それを受けたルーファス君も、ニヤリと笑った。
「そうそう。疑わしきは確かめろってね!」
そう言うと、ルーファス君はローラス君が指さしていた位置に素早く移動した。
本当に何も無かったから良かったけど、見えない位置に罠があったらどうするんだ!
めっちゃヒヤヒヤしたよ……。
「ふむふむ、なるほど」
ルーファス君は床をじっくり観察している。
「何かわかりましたか?」
「ここ、扉があるよ」
「……隠し扉ですか」
ワァオ、いかにも何かありそうな仕掛けじゃないですか。
「この先に何かありそうですね」
「流石に教会にもう見つかってるんじゃないか?」
「いや、隠蔽魔法がかかったままになってるから、それは無さそうだよ」
あれ、隠蔽魔法ってその魔法をかけたものが見つけられなくなる魔法だよね。
なんでローラス君はわかったんだろう?
「ローラス君は隠蔽魔法を見抜けるのですね」
「見抜けるわけじゃないですよ。
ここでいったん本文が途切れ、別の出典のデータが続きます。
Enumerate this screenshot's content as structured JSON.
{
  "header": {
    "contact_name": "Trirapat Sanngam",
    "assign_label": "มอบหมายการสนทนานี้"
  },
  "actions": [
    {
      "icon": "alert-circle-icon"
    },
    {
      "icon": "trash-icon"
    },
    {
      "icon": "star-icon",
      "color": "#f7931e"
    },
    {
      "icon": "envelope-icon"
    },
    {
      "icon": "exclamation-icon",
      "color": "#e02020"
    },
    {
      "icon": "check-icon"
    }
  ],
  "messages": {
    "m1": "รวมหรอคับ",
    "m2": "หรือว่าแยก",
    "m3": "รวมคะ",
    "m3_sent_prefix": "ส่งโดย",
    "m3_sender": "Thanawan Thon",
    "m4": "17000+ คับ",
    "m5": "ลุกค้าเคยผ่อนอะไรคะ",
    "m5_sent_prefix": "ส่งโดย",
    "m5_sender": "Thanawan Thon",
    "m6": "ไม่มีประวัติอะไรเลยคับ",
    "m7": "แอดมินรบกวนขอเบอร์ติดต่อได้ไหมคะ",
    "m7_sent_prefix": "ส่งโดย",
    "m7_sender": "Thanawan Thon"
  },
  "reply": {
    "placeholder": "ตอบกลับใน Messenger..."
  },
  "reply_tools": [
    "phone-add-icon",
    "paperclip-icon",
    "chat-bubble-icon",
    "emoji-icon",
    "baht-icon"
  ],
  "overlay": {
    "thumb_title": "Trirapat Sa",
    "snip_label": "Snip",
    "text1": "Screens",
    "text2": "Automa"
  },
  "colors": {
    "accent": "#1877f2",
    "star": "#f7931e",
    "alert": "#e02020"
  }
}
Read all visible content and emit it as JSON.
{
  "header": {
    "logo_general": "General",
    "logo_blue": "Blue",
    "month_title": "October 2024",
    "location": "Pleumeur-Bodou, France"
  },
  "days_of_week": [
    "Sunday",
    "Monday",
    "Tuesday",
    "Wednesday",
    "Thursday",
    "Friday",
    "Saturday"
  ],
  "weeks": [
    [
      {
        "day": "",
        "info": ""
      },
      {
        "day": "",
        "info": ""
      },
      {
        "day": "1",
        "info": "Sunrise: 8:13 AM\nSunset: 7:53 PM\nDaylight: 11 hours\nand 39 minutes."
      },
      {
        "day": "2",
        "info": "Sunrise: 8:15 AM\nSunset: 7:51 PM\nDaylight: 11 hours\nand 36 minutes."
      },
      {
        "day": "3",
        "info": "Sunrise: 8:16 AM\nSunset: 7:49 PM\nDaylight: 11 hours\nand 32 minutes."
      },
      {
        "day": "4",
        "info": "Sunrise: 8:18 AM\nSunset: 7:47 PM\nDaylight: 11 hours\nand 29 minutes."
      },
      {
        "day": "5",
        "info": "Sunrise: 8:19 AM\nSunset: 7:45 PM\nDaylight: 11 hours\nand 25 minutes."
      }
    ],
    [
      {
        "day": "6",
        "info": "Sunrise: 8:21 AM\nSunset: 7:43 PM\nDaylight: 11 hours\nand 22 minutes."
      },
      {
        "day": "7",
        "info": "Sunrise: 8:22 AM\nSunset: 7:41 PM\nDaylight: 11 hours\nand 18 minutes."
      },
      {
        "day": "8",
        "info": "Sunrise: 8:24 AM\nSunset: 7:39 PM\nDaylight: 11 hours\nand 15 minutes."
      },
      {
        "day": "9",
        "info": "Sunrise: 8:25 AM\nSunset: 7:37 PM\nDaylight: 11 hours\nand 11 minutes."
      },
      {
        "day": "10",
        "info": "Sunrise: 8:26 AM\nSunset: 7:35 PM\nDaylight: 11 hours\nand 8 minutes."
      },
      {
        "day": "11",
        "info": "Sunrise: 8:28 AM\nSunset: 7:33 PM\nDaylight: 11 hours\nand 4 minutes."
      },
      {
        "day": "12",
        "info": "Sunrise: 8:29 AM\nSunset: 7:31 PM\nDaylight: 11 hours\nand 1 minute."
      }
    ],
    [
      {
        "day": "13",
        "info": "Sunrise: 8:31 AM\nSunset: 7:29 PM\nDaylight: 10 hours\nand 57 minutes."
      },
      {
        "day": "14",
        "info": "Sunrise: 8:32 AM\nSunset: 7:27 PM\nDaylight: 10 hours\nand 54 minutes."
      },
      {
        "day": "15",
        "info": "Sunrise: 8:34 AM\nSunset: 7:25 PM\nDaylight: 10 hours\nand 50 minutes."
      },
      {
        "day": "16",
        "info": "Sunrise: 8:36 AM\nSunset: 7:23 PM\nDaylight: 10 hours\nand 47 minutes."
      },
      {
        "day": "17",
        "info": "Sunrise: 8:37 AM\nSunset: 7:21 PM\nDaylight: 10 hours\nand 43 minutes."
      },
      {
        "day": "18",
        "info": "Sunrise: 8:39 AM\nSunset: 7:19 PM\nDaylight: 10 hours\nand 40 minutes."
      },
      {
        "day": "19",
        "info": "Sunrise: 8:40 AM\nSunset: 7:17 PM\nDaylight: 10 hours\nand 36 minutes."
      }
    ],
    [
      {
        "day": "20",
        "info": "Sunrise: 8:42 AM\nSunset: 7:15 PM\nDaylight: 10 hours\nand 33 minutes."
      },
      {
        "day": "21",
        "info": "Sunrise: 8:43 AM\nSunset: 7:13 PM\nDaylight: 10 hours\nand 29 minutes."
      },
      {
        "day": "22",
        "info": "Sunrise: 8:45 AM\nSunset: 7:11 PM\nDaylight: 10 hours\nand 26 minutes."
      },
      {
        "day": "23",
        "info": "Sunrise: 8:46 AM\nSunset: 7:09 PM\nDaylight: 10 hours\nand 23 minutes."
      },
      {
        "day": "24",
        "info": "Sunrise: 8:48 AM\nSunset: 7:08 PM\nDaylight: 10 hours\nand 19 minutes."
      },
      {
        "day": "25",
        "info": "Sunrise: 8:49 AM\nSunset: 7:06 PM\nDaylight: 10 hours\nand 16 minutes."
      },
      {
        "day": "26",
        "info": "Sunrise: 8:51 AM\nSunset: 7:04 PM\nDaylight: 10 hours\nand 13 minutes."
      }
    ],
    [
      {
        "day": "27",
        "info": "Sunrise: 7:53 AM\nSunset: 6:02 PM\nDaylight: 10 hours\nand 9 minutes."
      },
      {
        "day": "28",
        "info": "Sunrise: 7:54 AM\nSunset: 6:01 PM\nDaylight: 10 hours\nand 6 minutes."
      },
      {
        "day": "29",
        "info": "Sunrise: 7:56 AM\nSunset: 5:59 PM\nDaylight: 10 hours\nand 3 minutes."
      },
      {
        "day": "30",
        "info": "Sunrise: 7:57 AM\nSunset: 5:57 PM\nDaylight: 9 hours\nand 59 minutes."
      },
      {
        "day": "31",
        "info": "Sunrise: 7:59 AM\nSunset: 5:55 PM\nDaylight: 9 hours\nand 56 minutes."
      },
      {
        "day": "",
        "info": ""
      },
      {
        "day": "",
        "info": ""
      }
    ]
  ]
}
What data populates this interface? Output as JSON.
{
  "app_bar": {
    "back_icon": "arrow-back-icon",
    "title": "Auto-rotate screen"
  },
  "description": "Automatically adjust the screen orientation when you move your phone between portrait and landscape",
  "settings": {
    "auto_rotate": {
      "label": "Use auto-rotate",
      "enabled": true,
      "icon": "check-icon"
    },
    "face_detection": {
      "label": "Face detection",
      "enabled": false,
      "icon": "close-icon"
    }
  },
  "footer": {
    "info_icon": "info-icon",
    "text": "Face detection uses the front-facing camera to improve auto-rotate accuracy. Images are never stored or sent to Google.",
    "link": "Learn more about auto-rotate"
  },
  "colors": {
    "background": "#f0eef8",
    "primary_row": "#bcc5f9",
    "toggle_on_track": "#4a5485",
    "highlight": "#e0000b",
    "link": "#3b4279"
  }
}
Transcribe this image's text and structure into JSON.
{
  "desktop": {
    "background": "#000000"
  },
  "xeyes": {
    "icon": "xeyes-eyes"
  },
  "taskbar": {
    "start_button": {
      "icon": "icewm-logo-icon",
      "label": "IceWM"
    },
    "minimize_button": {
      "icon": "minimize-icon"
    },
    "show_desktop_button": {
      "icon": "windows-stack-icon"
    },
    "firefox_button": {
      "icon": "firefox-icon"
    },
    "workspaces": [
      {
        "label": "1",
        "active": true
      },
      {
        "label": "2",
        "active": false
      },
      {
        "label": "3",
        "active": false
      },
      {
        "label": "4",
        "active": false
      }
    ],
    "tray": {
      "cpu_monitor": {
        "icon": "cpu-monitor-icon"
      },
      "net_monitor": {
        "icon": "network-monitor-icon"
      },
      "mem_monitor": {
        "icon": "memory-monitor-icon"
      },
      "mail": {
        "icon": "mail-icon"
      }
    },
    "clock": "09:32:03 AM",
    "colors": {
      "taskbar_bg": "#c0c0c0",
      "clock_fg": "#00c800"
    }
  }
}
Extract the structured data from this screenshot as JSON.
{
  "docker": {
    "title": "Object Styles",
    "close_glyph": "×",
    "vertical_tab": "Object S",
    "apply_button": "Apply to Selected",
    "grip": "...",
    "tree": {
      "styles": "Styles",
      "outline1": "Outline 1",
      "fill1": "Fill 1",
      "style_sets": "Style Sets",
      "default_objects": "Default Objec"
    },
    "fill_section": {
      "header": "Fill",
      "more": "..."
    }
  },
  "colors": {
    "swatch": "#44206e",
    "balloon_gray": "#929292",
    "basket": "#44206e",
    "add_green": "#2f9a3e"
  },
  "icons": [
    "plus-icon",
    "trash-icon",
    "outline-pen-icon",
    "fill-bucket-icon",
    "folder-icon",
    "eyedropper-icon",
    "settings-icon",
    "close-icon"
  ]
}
何となくわかる程度です」
何となくってことは、勘なのか。
勘で見抜けるって凄くない?
「ローラスが凄いのはさておき、今からここの扉の鍵開けるよー」
「え。隠し扉の鍵なんて持ってたんですか、ルーファス先輩」
「違うよ。魔法で鍵かけられてるから、それを解くの」
「……先輩達って何者なんですか?」
シーボルト君が若干引き気味に聞いた。
「何者って、普通の学生さ」
「ちょっと変な組織には入ってるけどねぇ」
二人は笑いながら答えた。
普通の学生は変な組織に入らないし、お二人みたいな特殊技術は持ってないんですよ。
「ま、ちゃっちゃと捜し物を見つけに行きますか」
ルーファス君は床に手を置くと、ブツブツと何かを唱える。
すると、彼が手を当てていた部分の床がゆっくりと動き、地下へと続く階段が現れた。
「マジで開いたよ……」
「これくらいヨユーだからね」
驚くシーボルト君に対し、自慢げにルーファス君は胸を張った。
「では、行きましょうか」
「ちょっと待ってください。念の為、見張りを立てていた方が良いと思うのですが」
ロベル君を呼び止めたローラス君が、そう提案した。
「誰かが俺達の邪魔をしないとも限りません。四人いるから、中に入るのが二人、見張りが二人で動くべきだと思います」
「確かにそうですね。では、私達とルーファスさんが地下へ。残るお二人は入口を守ってください」
そして、私達はルーファス君と共に地下へと降りたのでした。